Am 23. Boron 27 Hal hatte Koarmin Adlerkralle von Rickenbach sich in Wehrheim dem Schwertzug ihres Ordensbruders Rondrasil Löwenbrand angeschlossen. Sie selbst gehörte dem Rondratreuen Orden der Heiligen Ardare an. So war die aus der nordmärkischen Baronie Eisenstein stammende Ritterin mit ein paar Ordensbrüdern und -schwestern zum Schwertzug hinzugestoßen um gegen den finsteren Verderber auszuziehen. Die blutrote Schärpe umgelegt folgte sie dem Ruf „Rondra will es!“

Der Himmel hing schwer von Gewitterwolken, die Praios’ Antlitz verhüllten. Ein finsterer Schatten lag über dem entstellten Land.

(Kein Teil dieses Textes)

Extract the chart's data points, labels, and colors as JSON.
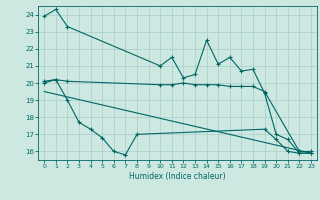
{
  "xlabel": "Humidex (Indice chaleur)",
  "background_color": "#cce8e0",
  "grid_color": "#aacccc",
  "line_color": "#006666",
  "xlim": [
    -0.5,
    23.5
  ],
  "ylim": [
    15.5,
    24.5
  ],
  "yticks": [
    16,
    17,
    18,
    19,
    20,
    21,
    22,
    23,
    24
  ],
  "xticks": [
    0,
    1,
    2,
    3,
    4,
    5,
    6,
    7,
    8,
    9,
    10,
    11,
    12,
    13,
    14,
    15,
    16,
    17,
    18,
    19,
    20,
    21,
    22,
    23
  ],
  "line1_x": [
    0,
    1,
    2,
    10,
    11,
    12,
    13,
    14,
    15,
    16,
    17,
    18,
    19,
    20,
    21,
    22,
    23
  ],
  "line1_y": [
    23.9,
    24.3,
    23.3,
    21.0,
    21.5,
    20.3,
    20.5,
    22.5,
    21.1,
    21.5,
    20.7,
    20.8,
    19.4,
    17.0,
    16.7,
    15.9,
    15.9
  ],
  "line2_x": [
    0,
    1,
    2,
    10,
    11,
    12,
    13,
    14,
    15,
    16,
    17,
    18,
    19,
    22,
    23
  ],
  "line2_y": [
    20.1,
    20.2,
    20.1,
    19.9,
    19.9,
    20.0,
    19.9,
    19.9,
    19.9,
    19.8,
    19.8,
    19.8,
    19.5,
    16.0,
    16.0
  ],
  "line3_x": [
    0,
    1,
    2,
    3,
    4,
    5,
    6,
    7,
    8,
    19,
    20,
    21,
    22,
    23
  ],
  "line3_y": [
    20.0,
    20.2,
    19.0,
    17.7,
    17.3,
    16.8,
    16.0,
    15.8,
    17.0,
    17.3,
    16.7,
    16.0,
    15.9,
    15.9
  ],
  "line4_x": [
    0,
    23
  ],
  "line4_y": [
    19.5,
    15.9
  ]
}
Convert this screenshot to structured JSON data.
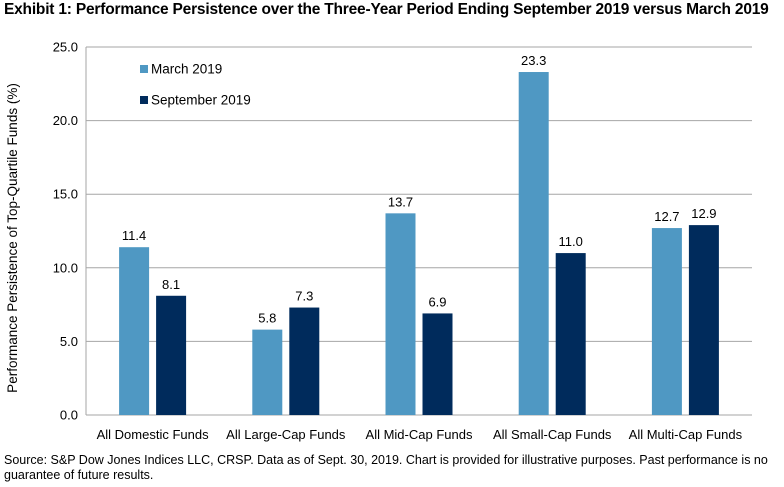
{
  "title": "Exhibit 1: Performance Persistence over the Three-Year Period Ending September 2019 versus March 2019",
  "source": "Source: S&P Dow Jones Indices LLC, CRSP. Data as of Sept. 30, 2019. Chart is provided for illustrative purposes. Past performance is no guarantee of future results.",
  "chart_data": {
    "type": "bar",
    "title": "Exhibit 1: Performance Persistence over the Three-Year Period Ending September 2019 versus March 2019",
    "xlabel": "",
    "ylabel": "Performance Persistence of Top-Quartile Funds (%)",
    "ylim": [
      0,
      25
    ],
    "yticks": [
      "0.0",
      "5.0",
      "10.0",
      "15.0",
      "20.0",
      "25.0"
    ],
    "grid": true,
    "legend": "top-left",
    "categories": [
      "All Domestic Funds",
      "All Large-Cap Funds",
      "All Mid-Cap Funds",
      "All Small-Cap Funds",
      "All Multi-Cap Funds"
    ],
    "series": [
      {
        "name": "March 2019",
        "color": "#4F98C3",
        "values": [
          11.4,
          5.8,
          13.7,
          23.3,
          12.7
        ]
      },
      {
        "name": "September 2019",
        "color": "#002B5C",
        "values": [
          8.1,
          7.3,
          6.9,
          11.0,
          12.9
        ]
      }
    ]
  }
}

Koarmin ritt in der Vorhut mit. Ihr Bein schmerzte ein wenig. Schließlich erleichterte die Wunde das im Sattel sitzen nicht besonders. Doch ihr Falben trug sie auch voran ohne beständig den Schenkeldruck ihrer Herrin spüren zu müssen. „Sternschnuppe“ hieß die Stute und stammte vom heimatlichen Rittergut. Das Gestüt Rickenbach war weit bekannt für seine hervorragende Zucht Elenviner Vollblüter.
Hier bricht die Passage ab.